Quase 200 pedidos de suspensão foram apresentados simultaneamente ao STJ em razão de milhares de processos que enfocam essa mesma matéria, especialmente no Rio Grande do Sul.
Dados da Brasil Telecom dão conta de que a arrecadação anual com assinatura básica é de aproximadamente R$ 3,5 bilhões. A empresa alega que vem gastando R$ 8 milhões para acompanhar 90 mil processos sobre o tema. A empresa de telefonia utiliza um argumento “ad terrorem”: a procedência de todas as ações em tramitação sobre o tema implicaria uma perda de R$ 360 milhões. A decisão do presidente do STJ suspende os efeitos do acórdão que havia beneficiado o consumidor gaúcho Albino Angelo Pastre até o seu trânsito em julgado.
A 1ª Seção do STJ analisa, desde o dia 23 de maio, o primeiro recurso especial sobre o assunto, julgamento que definirá a posição da corte acerca da cobrança. Um pedido de vista suspendeu a continuidade do julgamento. A ação foi ganha, na Justiça gaúcha, pela advogada Camila Mendes Soares – advogando em causa própria. Primeiro a votar no STJ, o ministro José Delgado, relator do caso, já proferiu seu voto em favor da legalidade da cobrança da assinatura básica para telefones fixos. (Resp nº 911802).

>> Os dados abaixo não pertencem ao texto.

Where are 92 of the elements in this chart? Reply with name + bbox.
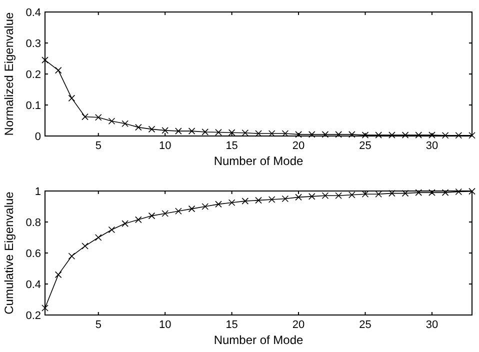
point (94, 234, 102, 241)
point (268, 130, 276, 137)
point (148, 126, 156, 133)
y-tick-label: 1 (34, 186, 41, 198)
y-tick-label: 0 (34, 131, 41, 143)
point (202, 203, 209, 210)
x-tick-label: 10 (158, 319, 172, 331)
y-tick-label: 0.4 (26, 7, 41, 19)
point (175, 208, 182, 215)
point (375, 190, 382, 198)
point (148, 212, 156, 220)
point (322, 131, 329, 138)
x-tick-label: 10 (158, 140, 172, 152)
point (122, 120, 128, 127)
point (242, 198, 249, 204)
point (202, 128, 209, 136)
point (455, 188, 462, 196)
point (108, 226, 116, 234)
point (282, 130, 289, 137)
point (335, 192, 342, 200)
point (362, 190, 369, 198)
point (442, 132, 449, 139)
point (108, 118, 116, 125)
x-tick-label: 5 (95, 319, 102, 331)
y-tick-label: 0.6 (26, 248, 41, 260)
point (362, 132, 369, 138)
y-tick-label: 0.1 (26, 100, 41, 112)
y-tick-label: 0.3 (26, 38, 41, 50)
y-axis-title: Cumulative Eigenvalue (2, 191, 16, 314)
point (468, 188, 476, 195)
point (428, 189, 436, 196)
point (415, 132, 422, 138)
x-axis-title: Number of Mode (214, 154, 304, 168)
point (455, 132, 462, 139)
point (428, 132, 436, 138)
point (135, 216, 142, 224)
x-tick-label: 25 (359, 140, 372, 152)
point (175, 128, 182, 134)
point (54, 271, 62, 278)
point (54, 66, 62, 74)
point (402, 132, 409, 138)
point (308, 131, 316, 138)
point (162, 127, 168, 134)
y-axis-title: Normalized Eigenvalue (2, 12, 16, 136)
point (42, 304, 48, 312)
point (468, 132, 476, 139)
x-axis-title: Number of Mode (214, 333, 304, 347)
point (308, 193, 316, 200)
point (388, 190, 396, 197)
x-tick-label: 30 (426, 140, 438, 152)
point (122, 220, 128, 227)
x-tick-label: 25 (359, 319, 372, 331)
x-tick-label: 20 (292, 319, 305, 331)
point (388, 132, 396, 138)
point (82, 113, 88, 120)
point (442, 189, 449, 196)
x-tick-label: 5 (95, 140, 102, 152)
point (255, 130, 262, 137)
point (335, 131, 342, 138)
point (94, 114, 102, 121)
point (295, 131, 302, 138)
y-tick-label: 0.2 (26, 69, 41, 81)
point (228, 129, 236, 136)
point (348, 191, 356, 198)
point (348, 131, 356, 138)
y-tick-label: 0.2 (26, 310, 41, 322)
point (215, 200, 222, 208)
point (82, 242, 88, 250)
x-tick-label: 20 (292, 140, 305, 152)
point (188, 205, 196, 212)
point (188, 128, 196, 134)
point (68, 252, 76, 260)
point (295, 194, 302, 201)
point (268, 196, 276, 203)
y-tick-label: 0.4 (26, 279, 41, 291)
point (228, 199, 236, 206)
point (415, 189, 422, 196)
point (215, 128, 222, 136)
point (282, 195, 289, 202)
point (42, 56, 48, 64)
x-tick-label: 30 (426, 319, 438, 331)
point (255, 196, 262, 204)
point (375, 132, 382, 138)
y-tick-label: 0.8 (26, 217, 41, 229)
point (402, 190, 409, 197)
point (135, 124, 142, 131)
point (68, 94, 76, 102)
point (242, 130, 249, 136)
point (322, 192, 329, 200)
x-tick-label: 15 (226, 319, 238, 331)
point (162, 210, 168, 217)
x-tick-label: 15 (226, 140, 238, 152)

“ABUSIVIDADE DA EXIGÊNCIA DE CONTRAPRESTAÇÃO POR SERVIÇO NÃO PRESTADO”

APELAÇÃO CÍVEL. AÇÃO ORDINÁRIA. DIREITO DO CONSUMIDOR. ASSINATURA BÁSICA MENSAL; TELEFONIA.

Abusividade da exigência de contraprestação por serviço não prestado. Nulidade absoluta em face da qual não se fala em ato jurídico perfeito. Condicionamento quantitativo indevido; nulidade – CPC, 39, I. Ausência de previsão legal à cobrança e prevalência das disposições da Lei 8078/90, de ordem púbica. Demanda procedente. Devolução na forma simples. Apelo provido. Unânime.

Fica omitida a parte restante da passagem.